"Over 60 foreign vessels continue to be blocked in Ukrainian ports. The threat of shelling and high mine danger created by Kiev in its internal waters and territorial sea do not allow ships to safely go out", Mizintsev said at a Saturday briefing.
He added that Russian forces open a humanitarian corridor (a safe lane in the southwestern direction from the territorial waters of Ukraine) every day, but there is still a threat of drifting Ukrainian mines torn from anchor along the coast of the Black Sea.
"We are calling on the International Maritime Organisation and the management of shipowners to influence Kiev to take measures aimed at unblocking and ensuring the safety of the exit of ships of foreign states from the ports of Ukraine", Mizintsev said.

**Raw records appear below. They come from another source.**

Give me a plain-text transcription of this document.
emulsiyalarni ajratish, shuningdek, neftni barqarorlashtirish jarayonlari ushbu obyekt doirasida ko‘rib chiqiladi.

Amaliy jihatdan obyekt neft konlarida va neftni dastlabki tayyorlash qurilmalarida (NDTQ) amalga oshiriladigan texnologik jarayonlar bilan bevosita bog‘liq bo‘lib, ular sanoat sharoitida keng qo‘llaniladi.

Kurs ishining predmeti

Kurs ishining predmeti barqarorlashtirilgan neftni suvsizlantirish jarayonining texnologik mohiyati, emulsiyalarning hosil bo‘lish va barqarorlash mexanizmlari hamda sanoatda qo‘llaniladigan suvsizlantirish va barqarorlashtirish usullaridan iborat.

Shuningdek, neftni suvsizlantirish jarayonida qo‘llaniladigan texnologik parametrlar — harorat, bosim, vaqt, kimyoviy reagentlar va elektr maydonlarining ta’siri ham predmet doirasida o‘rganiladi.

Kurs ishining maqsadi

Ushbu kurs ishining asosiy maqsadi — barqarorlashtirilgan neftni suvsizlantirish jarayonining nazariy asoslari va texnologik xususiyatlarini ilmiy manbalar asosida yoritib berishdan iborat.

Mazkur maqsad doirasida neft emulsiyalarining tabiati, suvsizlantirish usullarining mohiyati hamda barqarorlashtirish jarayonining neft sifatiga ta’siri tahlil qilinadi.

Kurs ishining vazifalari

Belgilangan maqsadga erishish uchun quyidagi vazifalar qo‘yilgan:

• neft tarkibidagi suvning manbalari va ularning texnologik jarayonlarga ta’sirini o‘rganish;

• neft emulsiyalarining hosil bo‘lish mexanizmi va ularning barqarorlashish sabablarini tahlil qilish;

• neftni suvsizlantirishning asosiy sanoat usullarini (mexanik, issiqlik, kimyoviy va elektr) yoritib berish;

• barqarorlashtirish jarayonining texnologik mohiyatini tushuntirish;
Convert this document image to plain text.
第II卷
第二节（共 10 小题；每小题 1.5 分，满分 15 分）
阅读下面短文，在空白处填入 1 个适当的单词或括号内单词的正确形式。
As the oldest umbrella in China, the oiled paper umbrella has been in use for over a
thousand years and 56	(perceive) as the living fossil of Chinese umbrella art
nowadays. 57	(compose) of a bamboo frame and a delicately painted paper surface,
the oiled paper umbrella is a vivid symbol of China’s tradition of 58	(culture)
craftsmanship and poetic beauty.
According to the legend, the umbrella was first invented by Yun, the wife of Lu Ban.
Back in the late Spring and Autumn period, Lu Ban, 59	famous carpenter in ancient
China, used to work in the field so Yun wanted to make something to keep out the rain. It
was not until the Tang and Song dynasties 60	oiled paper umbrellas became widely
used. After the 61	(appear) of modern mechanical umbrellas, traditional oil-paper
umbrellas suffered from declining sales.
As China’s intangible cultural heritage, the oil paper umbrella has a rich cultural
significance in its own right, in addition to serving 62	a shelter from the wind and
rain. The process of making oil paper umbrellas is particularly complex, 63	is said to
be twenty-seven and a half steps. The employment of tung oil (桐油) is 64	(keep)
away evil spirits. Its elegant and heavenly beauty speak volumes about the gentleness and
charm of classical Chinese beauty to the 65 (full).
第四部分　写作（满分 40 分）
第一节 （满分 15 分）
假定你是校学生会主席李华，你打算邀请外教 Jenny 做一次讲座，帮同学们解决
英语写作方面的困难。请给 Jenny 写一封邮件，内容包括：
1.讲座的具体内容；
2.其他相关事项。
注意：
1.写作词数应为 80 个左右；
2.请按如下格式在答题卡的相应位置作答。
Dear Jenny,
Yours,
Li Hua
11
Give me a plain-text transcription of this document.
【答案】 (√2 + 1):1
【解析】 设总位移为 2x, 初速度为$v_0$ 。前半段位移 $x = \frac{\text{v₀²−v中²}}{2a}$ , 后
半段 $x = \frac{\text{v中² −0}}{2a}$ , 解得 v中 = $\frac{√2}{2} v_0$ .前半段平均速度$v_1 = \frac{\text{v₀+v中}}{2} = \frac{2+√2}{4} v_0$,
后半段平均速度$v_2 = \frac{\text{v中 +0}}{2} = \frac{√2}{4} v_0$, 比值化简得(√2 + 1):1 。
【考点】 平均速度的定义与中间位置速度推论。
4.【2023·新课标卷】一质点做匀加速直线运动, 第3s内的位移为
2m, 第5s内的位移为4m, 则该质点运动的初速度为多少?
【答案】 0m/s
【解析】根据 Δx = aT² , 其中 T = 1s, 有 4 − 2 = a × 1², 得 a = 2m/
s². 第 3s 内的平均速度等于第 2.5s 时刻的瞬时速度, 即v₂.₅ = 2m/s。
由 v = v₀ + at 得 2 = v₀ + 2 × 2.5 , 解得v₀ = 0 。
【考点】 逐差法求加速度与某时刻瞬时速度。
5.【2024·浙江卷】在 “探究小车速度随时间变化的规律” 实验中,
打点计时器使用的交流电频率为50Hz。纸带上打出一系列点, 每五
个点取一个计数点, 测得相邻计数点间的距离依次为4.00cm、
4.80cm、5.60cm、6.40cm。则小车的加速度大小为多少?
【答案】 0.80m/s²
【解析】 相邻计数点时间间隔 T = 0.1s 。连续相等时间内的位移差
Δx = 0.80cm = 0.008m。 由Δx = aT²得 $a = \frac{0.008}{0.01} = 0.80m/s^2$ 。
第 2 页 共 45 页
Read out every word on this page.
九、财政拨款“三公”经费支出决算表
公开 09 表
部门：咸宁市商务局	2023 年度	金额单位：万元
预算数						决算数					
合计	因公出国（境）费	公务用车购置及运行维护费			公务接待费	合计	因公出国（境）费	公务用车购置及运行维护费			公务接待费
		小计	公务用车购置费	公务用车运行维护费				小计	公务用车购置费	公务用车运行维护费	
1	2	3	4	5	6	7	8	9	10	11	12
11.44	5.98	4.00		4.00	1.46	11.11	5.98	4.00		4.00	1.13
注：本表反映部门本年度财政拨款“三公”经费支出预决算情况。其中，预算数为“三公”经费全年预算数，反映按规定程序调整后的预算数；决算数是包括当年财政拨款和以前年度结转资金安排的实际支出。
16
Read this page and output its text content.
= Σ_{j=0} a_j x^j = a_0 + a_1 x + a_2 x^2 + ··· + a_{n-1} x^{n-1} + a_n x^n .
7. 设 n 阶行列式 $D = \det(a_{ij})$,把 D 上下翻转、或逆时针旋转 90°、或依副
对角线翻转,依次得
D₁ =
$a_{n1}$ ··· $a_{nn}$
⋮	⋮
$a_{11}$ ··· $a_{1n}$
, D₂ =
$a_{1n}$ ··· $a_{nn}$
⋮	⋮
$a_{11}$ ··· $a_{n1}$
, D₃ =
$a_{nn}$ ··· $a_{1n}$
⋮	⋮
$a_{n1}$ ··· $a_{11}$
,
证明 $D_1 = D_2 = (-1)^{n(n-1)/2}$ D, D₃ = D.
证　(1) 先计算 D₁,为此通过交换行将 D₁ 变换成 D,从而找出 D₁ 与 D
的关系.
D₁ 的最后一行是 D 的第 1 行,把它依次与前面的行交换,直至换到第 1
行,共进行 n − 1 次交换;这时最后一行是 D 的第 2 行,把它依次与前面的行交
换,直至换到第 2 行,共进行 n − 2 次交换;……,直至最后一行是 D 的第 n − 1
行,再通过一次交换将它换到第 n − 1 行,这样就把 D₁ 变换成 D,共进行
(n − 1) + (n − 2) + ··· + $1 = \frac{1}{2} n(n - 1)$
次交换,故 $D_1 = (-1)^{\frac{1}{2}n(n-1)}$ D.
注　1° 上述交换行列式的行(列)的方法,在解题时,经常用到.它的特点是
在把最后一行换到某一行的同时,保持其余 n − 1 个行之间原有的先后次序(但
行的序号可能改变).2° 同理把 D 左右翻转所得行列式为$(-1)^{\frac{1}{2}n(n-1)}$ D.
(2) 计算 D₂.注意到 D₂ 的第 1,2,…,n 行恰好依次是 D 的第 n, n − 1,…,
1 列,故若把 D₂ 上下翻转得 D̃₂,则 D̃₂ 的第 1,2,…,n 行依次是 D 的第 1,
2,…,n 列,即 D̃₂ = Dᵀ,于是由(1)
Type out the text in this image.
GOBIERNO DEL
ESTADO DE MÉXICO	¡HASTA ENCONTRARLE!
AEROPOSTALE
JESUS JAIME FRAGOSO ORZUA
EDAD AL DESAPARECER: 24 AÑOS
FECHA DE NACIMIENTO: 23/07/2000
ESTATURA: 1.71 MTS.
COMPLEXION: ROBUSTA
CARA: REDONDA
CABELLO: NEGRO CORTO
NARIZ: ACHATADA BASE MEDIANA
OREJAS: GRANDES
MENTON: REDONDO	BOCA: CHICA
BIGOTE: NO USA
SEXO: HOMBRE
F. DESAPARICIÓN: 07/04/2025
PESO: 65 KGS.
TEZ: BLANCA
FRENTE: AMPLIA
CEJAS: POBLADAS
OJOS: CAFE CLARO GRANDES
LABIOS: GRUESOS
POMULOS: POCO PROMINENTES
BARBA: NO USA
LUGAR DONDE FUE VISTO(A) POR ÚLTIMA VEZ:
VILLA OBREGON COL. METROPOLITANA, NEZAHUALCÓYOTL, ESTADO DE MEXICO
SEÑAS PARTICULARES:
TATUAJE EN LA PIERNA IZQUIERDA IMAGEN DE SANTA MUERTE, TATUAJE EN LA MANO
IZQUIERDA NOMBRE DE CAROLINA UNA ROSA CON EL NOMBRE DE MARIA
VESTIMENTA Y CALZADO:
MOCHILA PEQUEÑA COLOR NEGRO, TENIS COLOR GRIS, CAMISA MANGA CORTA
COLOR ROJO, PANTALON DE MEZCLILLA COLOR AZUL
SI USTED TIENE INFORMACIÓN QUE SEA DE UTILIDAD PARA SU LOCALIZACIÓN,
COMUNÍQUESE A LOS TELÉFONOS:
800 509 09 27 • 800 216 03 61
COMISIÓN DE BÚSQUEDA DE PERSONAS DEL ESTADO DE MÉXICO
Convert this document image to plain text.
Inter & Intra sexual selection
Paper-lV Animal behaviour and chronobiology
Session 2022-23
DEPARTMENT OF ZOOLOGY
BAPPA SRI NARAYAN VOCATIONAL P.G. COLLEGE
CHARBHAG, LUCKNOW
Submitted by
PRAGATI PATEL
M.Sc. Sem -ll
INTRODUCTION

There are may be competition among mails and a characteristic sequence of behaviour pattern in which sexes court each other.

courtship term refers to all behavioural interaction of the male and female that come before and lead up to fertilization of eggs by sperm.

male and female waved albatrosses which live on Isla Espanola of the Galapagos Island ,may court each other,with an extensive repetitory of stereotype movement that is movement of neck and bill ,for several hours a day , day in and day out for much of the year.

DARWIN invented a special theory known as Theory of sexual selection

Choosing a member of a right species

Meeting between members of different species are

On Thursday, Russian Defence Ministry spokesman Igor Konashenkov said that the Ukrainian Navy had placed 420 anchor mines in the Sea of Azov and the Black Sea between 25 February and 4 March. At least ten of these mines have been drifting freely in the Western part of the Black Sea after a storm that tore the anchor cables.
Russia launched a special military operation in Ukraine on 24 February, after the Donetsk and Lugansk People’s Republics (DPR and LPR) appealed for help in defending themselves against Kiev's forces. Russia said that the aim of its special operation is to demilitarise and "de-Nazify" Ukraine and that only military infrastructure is being targeted. Moscow has repeatedly stressed that it has no plans to occupy Ukraine.